Who is that person? I don’t know. I just – I wanna know answers and I – and I wish that there was more… More than going to The Island. All of the clones that live in that facility are all watched. Their weight, actions, dress code, friendships, emotions, all is controlled by the technology of their time. Our technology of our time, though, is getting fairly close to the futuristic technology shown in Farhenheit 451 and The Island. Both of these stories show potential problems that our society can create for themselves. Farhenheit 451’s no literature didn’t just become a law, the people of that time stopped reading by themselves, as Beatty states, “What more easily explained than natural?
With school turning out more runners, jumpers, racers, thinkerers, grabbers, snatchers, fliers, and swimmers instead of examiners, critics, knowers, and imaginative creators, the word ‘intellectual’ of course, became the swear word it deserved to be. You always dread the unfimiliar. Surely you remember the boy in your own school class who was exceptionally ‘bright’, did most of the reciting and answering while the others sat like so many leaden idols, hating him. And wasn’t it this bright boy selected for beatings and tortures after hours? Of course it was. We must all be alike.
Not everyone born free and equal, as the Constitution says, but everyone made equal. “(58) This quote demonstrates exactly what this decade’s society could face if they keep up the amount of laziness that has been accuring. Beatty watched what his society did to themselves over his lifetime, a lot changed, including their knowledge levels, which caused enough damage to make Beatty wish he wasn’t alive. On the other very similar hand, The Island showed the biggest amount of potential problems and connections to this decade’s society and to what may come for them in the future.
Lincoln 6-Eco, being a clone with a growing soul, says after the near face of death, “I just want to live. I don’t care how. ” Many of the people in Liclon 6-Eco’s society don’t want anything more but to live forever, and if that means making a clone of theirself for kidney transplants or any other need, they will kill to do it, even if it means killing ‘themselves’. The connections are so similar to what our society could withhold in their future. Which is not a grand thing to want for ourselves, including the fact that there has already been bans of some books because of their complex text and complicated plots and storylines.
Both of these stroies hold multiple potential problems and connections to our society; it’s time we put a stop to it before it gets worse. In conclution, Farhenheit 451, The Island are two very different but also very similar stories. They both withhold an oppressive socailly controlling society, many versions of futuristic technology, and both stories have strong connnections and similarities along with potential prolems to our society. Farhenheit 451 and The Island are both great examples of dystopian societies. Farhenheit 451 had shown what futuristic technology could bring us.

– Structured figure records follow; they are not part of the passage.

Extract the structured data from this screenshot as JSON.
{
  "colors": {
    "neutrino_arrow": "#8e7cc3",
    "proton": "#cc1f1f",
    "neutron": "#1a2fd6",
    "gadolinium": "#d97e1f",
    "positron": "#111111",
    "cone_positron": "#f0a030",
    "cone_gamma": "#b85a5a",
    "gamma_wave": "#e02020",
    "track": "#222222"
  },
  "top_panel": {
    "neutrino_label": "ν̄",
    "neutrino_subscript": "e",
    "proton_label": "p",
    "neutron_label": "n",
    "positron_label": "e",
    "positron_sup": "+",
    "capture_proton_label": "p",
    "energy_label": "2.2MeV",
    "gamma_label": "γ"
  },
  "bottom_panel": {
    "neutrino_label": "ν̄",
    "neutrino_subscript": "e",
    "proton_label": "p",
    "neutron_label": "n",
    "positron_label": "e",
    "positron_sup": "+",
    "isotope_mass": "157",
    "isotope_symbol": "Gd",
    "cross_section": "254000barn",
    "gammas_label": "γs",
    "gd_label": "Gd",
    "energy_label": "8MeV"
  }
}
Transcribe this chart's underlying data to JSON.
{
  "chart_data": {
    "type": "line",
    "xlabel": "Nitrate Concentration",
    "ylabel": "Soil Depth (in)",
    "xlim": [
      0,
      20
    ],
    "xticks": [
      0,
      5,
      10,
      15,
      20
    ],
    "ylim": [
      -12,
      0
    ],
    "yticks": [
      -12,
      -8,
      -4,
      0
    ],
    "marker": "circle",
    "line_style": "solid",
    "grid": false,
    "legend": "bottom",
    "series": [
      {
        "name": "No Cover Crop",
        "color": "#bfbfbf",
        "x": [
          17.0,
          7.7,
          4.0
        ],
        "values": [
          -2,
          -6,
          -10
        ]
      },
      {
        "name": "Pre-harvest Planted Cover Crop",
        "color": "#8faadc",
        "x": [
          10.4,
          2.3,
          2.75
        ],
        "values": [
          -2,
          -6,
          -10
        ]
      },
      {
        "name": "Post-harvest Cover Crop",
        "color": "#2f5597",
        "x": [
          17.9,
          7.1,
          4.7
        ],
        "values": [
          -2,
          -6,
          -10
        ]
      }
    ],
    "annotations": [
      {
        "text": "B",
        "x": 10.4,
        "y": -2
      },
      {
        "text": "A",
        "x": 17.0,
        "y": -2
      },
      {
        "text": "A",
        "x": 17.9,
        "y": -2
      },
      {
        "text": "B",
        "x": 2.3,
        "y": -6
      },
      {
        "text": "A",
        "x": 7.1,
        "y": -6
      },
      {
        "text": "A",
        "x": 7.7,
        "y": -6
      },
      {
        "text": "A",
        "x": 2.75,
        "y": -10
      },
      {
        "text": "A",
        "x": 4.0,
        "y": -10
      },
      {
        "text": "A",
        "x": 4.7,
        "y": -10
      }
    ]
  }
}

As The Island shown that people will go to extreme levels in order to stay living for as long as possible. Both had shown the oppressive social control, with Lincoln 6-Eco and his want for bacon in the mornings, also with Guy Montag and his wife’s three parlor walls. With all the dystopian stories people have written, there has to be some truth behind it, or else why would they have thought of it? Themes that can create dystopian societies need to be dodged as much as possible, because if they are not dodged, they could lead us to an unsistainable future.